Config files are in .json
format:
{
"name": "Mnist_LeNet", // training session name
"arch": {
"type": "MnistModel", // name of model architecture to train
"args": {
}
},
"dataset": {
"type": "MnistDataset", // selecting dataset
"args":{
"data_dir": "data/", // dataset path
"validation_split": 0.1 // size of validation dataset. float(portion)
}
},
"optimizer": {
"type": "Adam",
"args":{
"lr": 0.001, // learning rate
"weight_decay": 0, // (optional) weight decay
"amsgrad": true
}
},
"loss": "nll_loss", // loss
"metrics": [
"accuracy" // list of metrics to evaluate
],
"lr_scheduler": {
"type": "StepLR", // learning rate scheduler
"args":{
"step_size": 50,
"gamma": 0.1
}
},
"trainer": {
"epochs": 100, // number of training epochs
"save_dir": "saved/", // checkpoints are saved in save_dir/models/name
"train_dataloader_args": { // dataloader arguments for training
"batch_size": 128, // batch size
"shuffle": true, // shuffle training data before splitting
"num_workers": 2 // number of cpu processes to be used for data loading
},
"eval_dataloader_args": { // dataloader arguments for evaluation
"batch_size": 128,
"shuffle": false,
"num_workers": 1
}
}
}
Add addional configurations if you need.
Modify the configurations in .json
config files, then run:
python train.py --config config.json
You can resume from a previously saved checkpoint by:
python train.py --resume path/to/checkpoint
If you want the powerful multi-GPUs/TPU/fp16 training mode, just use the CLI provided by accelerate:
accelerate config --config_file accelerate_config.yaml
and answer the questions asked. Then:
accelerate launch --config_file accelerate_config.yaml train.py -c config.json
Use the new_project.py
script to make your new project directory with template files.
python new_project.py ../NewProject
then a new project folder named 'NewProject' will be made. This script will filter out unneccessary files like cache, git files or readme file.
Changing values of config file is a clean, safe and easy way of tuning hyperparameters.
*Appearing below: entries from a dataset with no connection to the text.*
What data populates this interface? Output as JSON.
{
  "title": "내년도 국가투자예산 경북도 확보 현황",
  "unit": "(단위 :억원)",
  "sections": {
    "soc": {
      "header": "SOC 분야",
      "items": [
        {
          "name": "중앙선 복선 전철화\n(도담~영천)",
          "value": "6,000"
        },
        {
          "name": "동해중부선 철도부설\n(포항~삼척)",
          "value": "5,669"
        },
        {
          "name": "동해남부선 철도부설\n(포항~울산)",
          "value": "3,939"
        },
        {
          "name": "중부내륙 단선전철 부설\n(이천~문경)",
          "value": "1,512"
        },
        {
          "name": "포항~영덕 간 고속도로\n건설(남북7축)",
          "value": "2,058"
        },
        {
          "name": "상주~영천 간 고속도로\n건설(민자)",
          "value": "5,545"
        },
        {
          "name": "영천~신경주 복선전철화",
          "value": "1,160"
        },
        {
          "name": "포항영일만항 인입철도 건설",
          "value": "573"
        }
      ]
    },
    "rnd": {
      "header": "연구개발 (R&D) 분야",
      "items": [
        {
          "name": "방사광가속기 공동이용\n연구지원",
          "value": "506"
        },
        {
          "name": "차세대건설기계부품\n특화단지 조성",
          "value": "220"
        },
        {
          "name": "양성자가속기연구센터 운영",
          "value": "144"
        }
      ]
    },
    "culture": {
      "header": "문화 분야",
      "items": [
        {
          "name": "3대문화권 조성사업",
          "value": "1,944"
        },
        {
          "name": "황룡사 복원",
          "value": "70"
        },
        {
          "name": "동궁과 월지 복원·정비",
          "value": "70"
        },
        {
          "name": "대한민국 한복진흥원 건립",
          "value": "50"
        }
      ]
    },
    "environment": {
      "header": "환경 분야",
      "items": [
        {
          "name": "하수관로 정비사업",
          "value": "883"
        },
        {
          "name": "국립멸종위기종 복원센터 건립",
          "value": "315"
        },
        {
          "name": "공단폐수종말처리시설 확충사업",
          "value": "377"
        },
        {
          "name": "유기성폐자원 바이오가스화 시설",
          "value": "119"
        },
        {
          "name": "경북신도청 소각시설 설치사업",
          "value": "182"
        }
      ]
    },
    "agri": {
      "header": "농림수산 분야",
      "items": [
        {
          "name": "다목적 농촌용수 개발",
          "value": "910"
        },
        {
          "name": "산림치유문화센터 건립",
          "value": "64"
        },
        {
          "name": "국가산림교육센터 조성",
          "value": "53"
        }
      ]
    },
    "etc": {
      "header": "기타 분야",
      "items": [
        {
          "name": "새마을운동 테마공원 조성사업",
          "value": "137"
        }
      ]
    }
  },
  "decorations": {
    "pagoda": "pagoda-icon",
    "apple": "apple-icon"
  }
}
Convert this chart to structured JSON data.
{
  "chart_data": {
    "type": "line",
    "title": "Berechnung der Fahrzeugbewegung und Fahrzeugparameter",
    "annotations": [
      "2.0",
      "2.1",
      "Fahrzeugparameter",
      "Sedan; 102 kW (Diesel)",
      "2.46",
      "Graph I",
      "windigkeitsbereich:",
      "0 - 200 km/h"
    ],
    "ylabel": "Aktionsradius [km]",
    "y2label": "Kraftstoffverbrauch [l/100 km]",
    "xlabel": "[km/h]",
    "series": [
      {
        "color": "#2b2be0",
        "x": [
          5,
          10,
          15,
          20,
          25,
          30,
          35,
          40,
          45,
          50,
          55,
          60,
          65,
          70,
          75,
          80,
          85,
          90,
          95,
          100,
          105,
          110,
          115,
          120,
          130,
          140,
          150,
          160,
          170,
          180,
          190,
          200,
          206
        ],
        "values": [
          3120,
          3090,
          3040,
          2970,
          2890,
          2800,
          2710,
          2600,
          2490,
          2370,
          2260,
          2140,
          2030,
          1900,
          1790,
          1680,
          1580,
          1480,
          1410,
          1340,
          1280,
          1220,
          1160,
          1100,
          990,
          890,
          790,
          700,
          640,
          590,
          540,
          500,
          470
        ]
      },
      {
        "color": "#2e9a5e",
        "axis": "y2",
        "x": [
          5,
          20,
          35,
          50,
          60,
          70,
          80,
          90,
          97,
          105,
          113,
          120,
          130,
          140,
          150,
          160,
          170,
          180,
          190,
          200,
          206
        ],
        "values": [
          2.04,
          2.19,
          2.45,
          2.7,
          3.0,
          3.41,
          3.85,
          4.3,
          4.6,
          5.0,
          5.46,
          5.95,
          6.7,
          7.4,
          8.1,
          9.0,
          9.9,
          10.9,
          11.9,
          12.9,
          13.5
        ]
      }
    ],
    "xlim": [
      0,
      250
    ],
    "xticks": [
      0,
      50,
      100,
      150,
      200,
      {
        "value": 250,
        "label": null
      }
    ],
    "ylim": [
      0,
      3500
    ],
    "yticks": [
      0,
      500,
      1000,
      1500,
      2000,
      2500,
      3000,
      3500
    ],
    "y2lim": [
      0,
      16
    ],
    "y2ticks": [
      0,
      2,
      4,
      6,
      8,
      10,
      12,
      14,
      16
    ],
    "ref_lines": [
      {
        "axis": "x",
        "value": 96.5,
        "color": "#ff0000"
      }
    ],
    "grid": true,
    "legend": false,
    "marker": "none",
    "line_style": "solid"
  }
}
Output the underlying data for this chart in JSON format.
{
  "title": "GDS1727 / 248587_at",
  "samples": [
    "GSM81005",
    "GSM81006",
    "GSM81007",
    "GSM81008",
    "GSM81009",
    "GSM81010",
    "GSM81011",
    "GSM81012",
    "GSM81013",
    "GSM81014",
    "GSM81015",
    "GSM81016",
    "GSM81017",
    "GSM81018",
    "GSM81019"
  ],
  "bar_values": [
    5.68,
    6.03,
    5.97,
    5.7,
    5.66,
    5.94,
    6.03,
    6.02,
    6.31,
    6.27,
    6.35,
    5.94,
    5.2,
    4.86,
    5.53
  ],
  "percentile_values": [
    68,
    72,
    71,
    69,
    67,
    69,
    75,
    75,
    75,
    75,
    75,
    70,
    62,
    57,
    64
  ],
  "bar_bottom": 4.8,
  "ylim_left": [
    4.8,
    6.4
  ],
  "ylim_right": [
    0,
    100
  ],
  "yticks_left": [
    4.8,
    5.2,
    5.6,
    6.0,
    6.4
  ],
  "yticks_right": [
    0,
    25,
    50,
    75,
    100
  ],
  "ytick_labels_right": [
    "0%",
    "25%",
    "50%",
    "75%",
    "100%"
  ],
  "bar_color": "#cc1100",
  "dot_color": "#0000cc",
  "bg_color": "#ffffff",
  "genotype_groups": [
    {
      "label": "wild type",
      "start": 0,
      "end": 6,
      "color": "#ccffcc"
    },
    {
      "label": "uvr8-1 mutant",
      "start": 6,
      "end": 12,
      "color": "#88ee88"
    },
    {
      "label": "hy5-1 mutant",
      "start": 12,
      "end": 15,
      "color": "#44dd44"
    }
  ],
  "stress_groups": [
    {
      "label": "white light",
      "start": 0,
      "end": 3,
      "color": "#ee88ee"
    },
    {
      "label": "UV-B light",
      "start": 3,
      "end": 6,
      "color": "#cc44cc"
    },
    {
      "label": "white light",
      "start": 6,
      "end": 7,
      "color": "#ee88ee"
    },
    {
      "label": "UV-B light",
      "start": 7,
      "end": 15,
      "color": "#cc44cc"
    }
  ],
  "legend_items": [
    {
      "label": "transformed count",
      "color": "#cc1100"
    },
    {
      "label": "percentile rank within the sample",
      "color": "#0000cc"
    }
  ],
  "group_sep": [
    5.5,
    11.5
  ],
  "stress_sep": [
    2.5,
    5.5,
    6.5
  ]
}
However, sometimes it is better to have command line options if some values need to be changed too often or quickly.
This template uses the configurations stored in the json file by default, but by registering custom options as follows you can change some of them using CLI flags.
# simple class-like object having 3 attributes, `flags`, `type`, `target`.
CustomArgs = collections.namedtuple('CustomArgs', 'flags type target')
options = [
CustomArgs(['--lr', '--learning_rate'], type=float, target=('optimizer', 'args', 'lr')),
CustomArgs(['--bs', '--batch_size'], type=int, target=('data_loader', 'args', 'batch_size'))
# options added here can be modified by command line flags.
]
target
argument should be sequence of keys, which are used to access that option in the config dict. In this example, target
for the learning rate option is ('optimizer', 'args', 'lr')
because config['optimizer']['args']['lr']
points to the learning rate.
python train.py -c config.json --bs 256
runs training with options given in config.json
except for the batch size
which is increased to 256 by command line options.
You can test trained model by running test.py
passing path to the trained checkpoint by --resume
argument.
This project is licensed under the MIT License. See LICENSE for more details.
This project is inspired and empowered by two projects: pytorch-template by @victoresque and pytorch-accelerated by @Chris-hughes10.